A former textile factory in Brněnec, east of Prague, where Oskar Schindler saved 1,200 Jews during World War II, has been transformed into a new museum.
The Museum of Survivors, which opened its doors last weekend, is located on the grounds of what became a Nazi-run concentration camp after the factory was stolen from its Jewish owners in 1938. The launch coincides with the 80th anniversary of the end of WWII.
The museum showcases the history of Oskar and Emilie Schindler, the Löw-Beer family, and Holocaust survivors who lived and worked there.
It includes survivor testimonies, a glass-walled exhibition space, and facilities for lectures, film screenings, and concerts.

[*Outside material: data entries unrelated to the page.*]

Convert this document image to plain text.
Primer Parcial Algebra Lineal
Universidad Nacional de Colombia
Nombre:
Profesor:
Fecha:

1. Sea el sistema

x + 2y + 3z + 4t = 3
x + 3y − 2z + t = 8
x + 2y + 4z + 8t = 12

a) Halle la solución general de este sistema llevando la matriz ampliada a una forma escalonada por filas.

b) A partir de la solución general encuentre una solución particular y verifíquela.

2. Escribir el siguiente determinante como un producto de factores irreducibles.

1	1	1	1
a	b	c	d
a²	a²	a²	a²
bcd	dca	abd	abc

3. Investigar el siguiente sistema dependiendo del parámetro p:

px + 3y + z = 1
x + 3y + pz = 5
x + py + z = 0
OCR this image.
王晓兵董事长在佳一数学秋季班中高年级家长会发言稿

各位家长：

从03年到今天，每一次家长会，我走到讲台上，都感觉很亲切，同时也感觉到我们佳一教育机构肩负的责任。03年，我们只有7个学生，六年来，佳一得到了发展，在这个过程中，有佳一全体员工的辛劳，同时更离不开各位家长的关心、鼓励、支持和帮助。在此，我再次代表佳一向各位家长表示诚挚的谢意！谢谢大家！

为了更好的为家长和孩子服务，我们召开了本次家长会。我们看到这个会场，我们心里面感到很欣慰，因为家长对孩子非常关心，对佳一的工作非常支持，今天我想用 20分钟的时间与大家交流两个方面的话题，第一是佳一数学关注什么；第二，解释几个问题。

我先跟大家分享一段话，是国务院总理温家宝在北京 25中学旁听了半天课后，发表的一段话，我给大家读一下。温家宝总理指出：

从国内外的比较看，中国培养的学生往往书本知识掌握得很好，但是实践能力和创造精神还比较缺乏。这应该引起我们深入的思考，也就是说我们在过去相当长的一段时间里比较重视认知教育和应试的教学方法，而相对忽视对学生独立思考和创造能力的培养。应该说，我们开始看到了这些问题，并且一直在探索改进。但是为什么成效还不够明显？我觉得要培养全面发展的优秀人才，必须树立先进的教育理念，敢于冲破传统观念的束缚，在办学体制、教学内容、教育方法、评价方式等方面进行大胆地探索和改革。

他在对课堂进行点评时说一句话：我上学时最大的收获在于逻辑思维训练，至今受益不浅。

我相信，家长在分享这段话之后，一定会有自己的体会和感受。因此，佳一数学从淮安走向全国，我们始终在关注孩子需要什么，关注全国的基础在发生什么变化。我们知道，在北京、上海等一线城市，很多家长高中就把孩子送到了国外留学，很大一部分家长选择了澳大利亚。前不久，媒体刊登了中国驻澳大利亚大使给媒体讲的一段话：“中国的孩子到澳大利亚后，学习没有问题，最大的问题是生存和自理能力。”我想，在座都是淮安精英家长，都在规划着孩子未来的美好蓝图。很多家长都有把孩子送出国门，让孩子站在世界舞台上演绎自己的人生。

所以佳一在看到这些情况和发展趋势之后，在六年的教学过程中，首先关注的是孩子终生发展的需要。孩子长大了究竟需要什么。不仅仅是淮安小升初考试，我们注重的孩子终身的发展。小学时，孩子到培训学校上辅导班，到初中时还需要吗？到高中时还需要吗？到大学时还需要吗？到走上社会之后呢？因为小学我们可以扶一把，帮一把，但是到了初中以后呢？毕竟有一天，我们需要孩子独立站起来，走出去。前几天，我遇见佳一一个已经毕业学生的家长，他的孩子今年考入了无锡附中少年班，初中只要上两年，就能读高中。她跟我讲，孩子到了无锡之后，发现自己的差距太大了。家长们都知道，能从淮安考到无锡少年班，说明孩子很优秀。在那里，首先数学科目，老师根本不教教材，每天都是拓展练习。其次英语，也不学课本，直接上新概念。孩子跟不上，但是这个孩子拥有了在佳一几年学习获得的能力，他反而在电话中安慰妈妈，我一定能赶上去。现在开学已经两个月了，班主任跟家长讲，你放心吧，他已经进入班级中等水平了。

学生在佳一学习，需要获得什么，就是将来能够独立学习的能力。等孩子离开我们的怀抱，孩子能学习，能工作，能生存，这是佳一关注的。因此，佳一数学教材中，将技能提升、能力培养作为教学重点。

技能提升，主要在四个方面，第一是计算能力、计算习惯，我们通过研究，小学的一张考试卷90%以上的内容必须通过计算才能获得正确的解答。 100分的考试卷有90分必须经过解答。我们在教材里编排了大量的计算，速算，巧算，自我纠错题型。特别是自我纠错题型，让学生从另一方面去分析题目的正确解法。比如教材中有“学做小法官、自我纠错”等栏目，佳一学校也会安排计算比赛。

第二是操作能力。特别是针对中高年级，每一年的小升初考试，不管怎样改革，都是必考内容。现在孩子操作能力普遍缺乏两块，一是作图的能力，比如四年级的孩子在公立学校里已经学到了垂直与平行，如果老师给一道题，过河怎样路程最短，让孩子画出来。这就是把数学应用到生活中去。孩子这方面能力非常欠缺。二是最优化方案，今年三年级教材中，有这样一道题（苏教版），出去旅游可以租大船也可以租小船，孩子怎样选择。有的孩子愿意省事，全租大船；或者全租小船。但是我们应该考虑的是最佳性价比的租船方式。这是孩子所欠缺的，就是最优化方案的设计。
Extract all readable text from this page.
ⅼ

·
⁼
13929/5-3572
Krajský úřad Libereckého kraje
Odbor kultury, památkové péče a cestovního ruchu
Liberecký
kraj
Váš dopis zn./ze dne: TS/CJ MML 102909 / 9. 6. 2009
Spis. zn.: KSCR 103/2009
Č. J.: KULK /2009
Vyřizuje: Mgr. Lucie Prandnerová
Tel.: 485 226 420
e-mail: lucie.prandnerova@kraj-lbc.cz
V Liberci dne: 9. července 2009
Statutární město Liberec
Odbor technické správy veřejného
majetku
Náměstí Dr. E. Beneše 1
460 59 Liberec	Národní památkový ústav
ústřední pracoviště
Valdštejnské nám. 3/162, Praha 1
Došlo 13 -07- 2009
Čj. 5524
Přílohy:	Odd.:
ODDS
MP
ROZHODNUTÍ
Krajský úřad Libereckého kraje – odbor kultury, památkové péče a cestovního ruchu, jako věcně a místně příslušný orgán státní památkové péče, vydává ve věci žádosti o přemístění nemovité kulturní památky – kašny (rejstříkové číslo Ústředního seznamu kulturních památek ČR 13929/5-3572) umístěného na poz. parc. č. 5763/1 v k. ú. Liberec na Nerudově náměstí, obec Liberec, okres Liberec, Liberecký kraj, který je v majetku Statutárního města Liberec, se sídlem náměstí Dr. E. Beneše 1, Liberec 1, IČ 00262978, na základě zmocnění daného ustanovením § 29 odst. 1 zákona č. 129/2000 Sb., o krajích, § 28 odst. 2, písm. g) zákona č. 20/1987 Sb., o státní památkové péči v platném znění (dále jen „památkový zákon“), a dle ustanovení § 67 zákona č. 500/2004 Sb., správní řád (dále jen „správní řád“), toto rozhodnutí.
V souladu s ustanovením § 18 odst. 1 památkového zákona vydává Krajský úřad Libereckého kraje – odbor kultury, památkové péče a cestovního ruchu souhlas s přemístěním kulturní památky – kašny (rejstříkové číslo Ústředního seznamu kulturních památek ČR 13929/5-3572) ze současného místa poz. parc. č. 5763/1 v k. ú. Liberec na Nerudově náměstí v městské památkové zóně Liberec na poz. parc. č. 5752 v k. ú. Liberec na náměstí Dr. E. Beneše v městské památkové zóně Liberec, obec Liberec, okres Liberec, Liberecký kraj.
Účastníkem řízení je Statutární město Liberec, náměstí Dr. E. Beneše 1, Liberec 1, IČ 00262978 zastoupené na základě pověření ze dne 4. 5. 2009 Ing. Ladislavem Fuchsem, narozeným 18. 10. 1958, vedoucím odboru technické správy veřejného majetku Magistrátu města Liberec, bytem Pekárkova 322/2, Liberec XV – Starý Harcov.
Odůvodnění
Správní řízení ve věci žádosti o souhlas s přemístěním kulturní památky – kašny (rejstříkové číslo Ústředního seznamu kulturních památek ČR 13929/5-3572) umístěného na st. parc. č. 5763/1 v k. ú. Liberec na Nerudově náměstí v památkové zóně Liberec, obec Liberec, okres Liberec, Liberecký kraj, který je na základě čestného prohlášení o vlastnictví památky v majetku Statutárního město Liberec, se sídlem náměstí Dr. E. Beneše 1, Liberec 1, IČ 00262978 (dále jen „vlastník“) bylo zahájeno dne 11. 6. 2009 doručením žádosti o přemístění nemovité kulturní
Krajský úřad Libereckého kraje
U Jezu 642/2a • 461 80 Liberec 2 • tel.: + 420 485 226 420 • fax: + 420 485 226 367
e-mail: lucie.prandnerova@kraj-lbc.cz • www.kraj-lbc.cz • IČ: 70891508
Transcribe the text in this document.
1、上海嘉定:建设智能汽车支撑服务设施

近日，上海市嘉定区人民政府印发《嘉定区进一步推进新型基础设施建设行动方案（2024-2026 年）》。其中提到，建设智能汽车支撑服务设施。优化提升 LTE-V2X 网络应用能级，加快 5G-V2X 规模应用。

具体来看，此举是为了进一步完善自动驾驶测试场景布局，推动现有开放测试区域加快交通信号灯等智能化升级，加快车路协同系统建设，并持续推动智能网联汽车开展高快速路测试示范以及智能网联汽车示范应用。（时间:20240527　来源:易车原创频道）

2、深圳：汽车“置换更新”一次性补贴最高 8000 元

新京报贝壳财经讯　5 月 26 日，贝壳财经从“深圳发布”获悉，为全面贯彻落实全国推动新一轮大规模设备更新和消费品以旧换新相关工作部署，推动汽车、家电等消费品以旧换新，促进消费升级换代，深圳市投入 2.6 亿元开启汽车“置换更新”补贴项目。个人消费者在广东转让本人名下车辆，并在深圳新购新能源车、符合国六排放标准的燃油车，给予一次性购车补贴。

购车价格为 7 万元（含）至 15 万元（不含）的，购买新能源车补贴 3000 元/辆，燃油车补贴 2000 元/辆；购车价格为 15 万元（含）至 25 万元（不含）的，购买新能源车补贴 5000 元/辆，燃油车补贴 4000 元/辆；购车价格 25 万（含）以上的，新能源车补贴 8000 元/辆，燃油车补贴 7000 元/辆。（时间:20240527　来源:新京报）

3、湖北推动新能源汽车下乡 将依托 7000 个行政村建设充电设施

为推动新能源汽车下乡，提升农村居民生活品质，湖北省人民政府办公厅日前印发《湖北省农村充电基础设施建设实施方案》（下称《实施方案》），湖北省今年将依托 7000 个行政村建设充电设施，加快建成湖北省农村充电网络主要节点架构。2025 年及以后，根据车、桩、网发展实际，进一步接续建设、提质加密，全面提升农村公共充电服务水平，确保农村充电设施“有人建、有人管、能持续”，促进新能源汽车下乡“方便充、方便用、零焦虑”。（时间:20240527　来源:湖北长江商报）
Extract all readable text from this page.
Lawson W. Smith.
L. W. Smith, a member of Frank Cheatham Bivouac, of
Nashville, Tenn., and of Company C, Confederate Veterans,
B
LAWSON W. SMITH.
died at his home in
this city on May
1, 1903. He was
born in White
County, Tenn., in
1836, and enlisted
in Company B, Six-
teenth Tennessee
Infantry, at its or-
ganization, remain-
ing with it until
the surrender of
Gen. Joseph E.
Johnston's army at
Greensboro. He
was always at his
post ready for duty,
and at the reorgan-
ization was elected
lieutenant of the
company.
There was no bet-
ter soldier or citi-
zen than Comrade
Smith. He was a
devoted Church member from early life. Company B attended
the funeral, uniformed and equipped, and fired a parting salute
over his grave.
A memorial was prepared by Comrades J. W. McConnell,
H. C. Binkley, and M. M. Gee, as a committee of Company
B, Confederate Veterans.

The glass wall symbolically separates the newly restored area from the still-ruined sections of the site — a visible divide between past and present.
The project was led by Daniel Löw-Beer, whose family owned the factory from 1854 until the Nazi confiscation in 1938. “We had to flee for our lives, and lost a part of our history,” he said. “Bringing some of it back, while also highlighting Schindler’s legacy, is what this is about.”
Löw-Beer now lives abroad, as do other members of his family. “My grandfather and father lived here. Then the world shattered in 1938,” he told the Associated Press.
In 2019, he created the Arks Foundation, bought the site, and began renovation work with support from local authorities and the EU. One initiative involved schoolchildren from five European countries helping to design parts of the museum.

Credit: AP/Petr David Josek
Initial restoration focused on the spinning mill building, now open to the public. The next phase will target the original barracks, Schindler’s office, and the Ark building where Jewish prisoners lived and worked. These remain in disrepair.
For now, the museum is open primarily to school groups and does not operate daily.
A quote from Rena Finder, one of the Schindler survivors, greets visitors: “Everybody said there was nothing I could do. That’s a lie. There is always something you can do.”

Credit: AP/Petr David Josek
Schindler: A Flawed Hero
Schindler’s story was immortalized in Steven Spielberg’s 1993 film “Schindler’s List,” based on the book Schindler’s Ark by Thomas Keneally. Born in Svitavy (Zwittau in German), about 60 kilometers from Brněnec, Schindler lived a contradictory life — a Nazi and a spy, but also a man who risked everything to save others.
After acquiring a factory in Krakow, he hired Jews to work there, shielding them from deportation. In 1944, as Soviet forces approached, he arranged for 1,200 of his workers to be transferred to Brněnec — a list that ultimately saved their lives.
At one point, 300 women meant to join the group were mistakenly rerouted to Auschwitz. Schindler intervened to secure their release, in what Yad Vashem called the only known case of such a large group being allowed to leave a death camp alive while gas chambers were still operational.
In January 1945, Emilie Schindler led an effort to rescue more than 100 Jewish men who arrived at a nearby train station in sealed cattle cars.
In 1993, Yad Vashem recognized both Oskar and Emilie as Righteous Among the Nations, the highest honor for non-Jews who risked their lives to save Jews during the Holocaust.